É a lógica da perpetuação da burrice... E não adianta pensar que logo bateremos no fundo do poço, porque o poço não tem fundo.

Quando um país perde, todo mundo perde! Parafraseando Schopenhauer: "Não há nada tão desgraçado na vida da gente que ainda não possa ficar pior".

Se os desonestos brasileiros voassem, nós nunca veríamos o sol.

Felizmente há os descontentes, os lutadores, os sonhadores, os que querem manter o sol aceso, brilhando e no alto. No entanto, de nada adianta o conhecimento sem o caráter. A luz é, e sempre foi, a metáfora da inteligência.

Que nas escolas seja tão importante ensinar Literatura, Matemática ou História quanto decência, senso de coletividade, coleguismo e respeito por si e pelos outros.

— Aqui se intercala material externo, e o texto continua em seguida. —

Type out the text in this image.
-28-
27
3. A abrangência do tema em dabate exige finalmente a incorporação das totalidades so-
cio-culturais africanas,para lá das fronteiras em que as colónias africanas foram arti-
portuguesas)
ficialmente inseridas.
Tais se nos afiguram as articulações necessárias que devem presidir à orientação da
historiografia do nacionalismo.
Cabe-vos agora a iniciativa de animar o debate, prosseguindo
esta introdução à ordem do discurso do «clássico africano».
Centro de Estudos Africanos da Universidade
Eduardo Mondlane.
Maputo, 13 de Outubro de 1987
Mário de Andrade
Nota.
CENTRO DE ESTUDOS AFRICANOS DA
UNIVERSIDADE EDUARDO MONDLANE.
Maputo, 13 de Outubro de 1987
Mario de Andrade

Acho que o mundo (e, sobretudo, o Brasil) precisa mais de gente honesta do que de literatos, historiadores ou matemáticos. Ou o Brasil encontra e defende esses valores e abomina Zecas, Gérsons, Dirceus, Dudas e todos os marketeiros que chamam desonestidades flagrantes de espertezas técnicas, ou o Brasil passa de país do futuro para país do só furo.

De um Presidente da República espera-se mais do que choro e condecoração a garis honestos, espera-se honestidade em forma de trabalho e transparência.

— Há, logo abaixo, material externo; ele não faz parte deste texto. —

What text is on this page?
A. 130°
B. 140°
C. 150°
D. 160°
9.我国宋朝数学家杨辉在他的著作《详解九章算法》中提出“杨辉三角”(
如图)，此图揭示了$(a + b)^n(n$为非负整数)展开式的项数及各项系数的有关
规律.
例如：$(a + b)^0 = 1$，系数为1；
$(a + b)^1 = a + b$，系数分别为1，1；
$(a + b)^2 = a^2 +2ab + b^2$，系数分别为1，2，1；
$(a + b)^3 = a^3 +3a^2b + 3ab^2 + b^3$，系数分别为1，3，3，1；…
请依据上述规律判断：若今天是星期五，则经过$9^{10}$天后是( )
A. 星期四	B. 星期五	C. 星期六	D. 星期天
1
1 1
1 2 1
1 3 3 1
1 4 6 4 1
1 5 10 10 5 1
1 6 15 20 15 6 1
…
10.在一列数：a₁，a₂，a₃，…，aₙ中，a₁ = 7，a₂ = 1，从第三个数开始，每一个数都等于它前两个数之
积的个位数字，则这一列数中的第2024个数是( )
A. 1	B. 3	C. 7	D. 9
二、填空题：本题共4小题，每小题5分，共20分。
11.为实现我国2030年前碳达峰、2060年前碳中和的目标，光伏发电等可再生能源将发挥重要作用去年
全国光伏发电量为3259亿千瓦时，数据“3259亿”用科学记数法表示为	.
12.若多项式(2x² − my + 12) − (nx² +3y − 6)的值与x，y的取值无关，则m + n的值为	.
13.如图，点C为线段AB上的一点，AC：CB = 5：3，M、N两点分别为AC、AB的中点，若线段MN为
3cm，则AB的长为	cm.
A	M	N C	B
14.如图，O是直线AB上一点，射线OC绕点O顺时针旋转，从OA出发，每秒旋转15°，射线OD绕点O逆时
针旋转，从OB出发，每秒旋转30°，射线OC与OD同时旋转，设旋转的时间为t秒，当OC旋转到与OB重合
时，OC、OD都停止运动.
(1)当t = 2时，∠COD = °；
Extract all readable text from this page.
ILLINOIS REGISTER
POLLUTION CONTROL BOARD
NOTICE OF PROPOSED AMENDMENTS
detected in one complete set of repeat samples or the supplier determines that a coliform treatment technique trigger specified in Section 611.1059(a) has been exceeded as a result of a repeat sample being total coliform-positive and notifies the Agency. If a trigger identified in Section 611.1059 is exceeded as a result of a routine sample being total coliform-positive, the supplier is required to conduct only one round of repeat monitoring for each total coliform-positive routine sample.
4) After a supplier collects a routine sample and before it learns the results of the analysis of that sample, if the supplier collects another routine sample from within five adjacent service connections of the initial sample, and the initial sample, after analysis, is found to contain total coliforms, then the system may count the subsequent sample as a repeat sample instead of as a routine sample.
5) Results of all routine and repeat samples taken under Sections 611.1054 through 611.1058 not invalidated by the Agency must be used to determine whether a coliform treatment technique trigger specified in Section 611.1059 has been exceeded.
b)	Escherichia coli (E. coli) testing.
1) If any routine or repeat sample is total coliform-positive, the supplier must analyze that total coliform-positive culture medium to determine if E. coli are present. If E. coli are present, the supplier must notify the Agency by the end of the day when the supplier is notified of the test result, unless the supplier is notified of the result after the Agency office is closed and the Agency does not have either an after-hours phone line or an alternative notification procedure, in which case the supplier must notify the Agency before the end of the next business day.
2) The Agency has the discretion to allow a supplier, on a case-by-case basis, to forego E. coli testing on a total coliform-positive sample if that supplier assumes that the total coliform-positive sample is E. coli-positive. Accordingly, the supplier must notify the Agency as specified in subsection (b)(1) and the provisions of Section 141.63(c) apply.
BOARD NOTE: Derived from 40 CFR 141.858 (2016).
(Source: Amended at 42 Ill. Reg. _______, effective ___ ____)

De professores, espera-se mais que discurso de bons modos, espera-se que mereçam o salário que ganham (pouco ou muito) agindo como quem é honesto.

Quem plantar joio, jamais colherá trigo. A honestidade não precisa de propaganda, nem de homenagens, precisa de exemplos.

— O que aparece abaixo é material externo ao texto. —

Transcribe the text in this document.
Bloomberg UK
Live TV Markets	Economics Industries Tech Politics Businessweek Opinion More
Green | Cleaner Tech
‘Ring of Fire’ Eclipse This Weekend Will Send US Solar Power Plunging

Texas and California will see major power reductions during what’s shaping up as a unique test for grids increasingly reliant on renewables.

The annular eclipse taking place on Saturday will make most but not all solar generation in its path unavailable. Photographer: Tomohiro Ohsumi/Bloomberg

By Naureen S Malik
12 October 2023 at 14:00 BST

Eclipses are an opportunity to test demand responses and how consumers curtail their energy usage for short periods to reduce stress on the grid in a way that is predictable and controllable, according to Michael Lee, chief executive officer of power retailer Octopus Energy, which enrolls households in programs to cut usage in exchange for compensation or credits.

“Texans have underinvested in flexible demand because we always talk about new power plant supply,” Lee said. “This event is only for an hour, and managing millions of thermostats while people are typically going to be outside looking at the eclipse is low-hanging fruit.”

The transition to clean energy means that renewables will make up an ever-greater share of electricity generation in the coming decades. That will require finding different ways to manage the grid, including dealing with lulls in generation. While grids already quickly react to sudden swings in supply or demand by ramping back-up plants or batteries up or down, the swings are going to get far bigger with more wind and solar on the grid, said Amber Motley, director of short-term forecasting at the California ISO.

Quando reflexões assim são feitas, cada um de nós se sente o palhaço perdido no palco das ilusões. A gente se sente vendendo o que não pode viver, não porque não mereça, mas porque não há ambiente para isso.

Quando seria de se esperar uma vaia coletiva pelo tombo, pelo golpe dado na decência, na coerência, na credibilidade, no senso de respeito, vemos a população em coro delirante gritando "bis" e, como todos sabemos, um bis não se despreza.

Então, uma pirueta, duas piruetas, bravo! bravo! E vamos todos rindo e afinando o coro do "se eu livrar a minha cara o resto que se dane".

Enquanto isso, o Brasil de irmã Dulce, de Manuel Bandeira, do Betinho, de Clarice Lispector, de Chiquinha Gonzaga e de muitos outros heróis anônimos que diminuíram a dor desse país com a sua obra, levanta-se, caminha em silêncio até a porta, vira-se e diz:
"Esse é o problema... Eu sou o palhaço".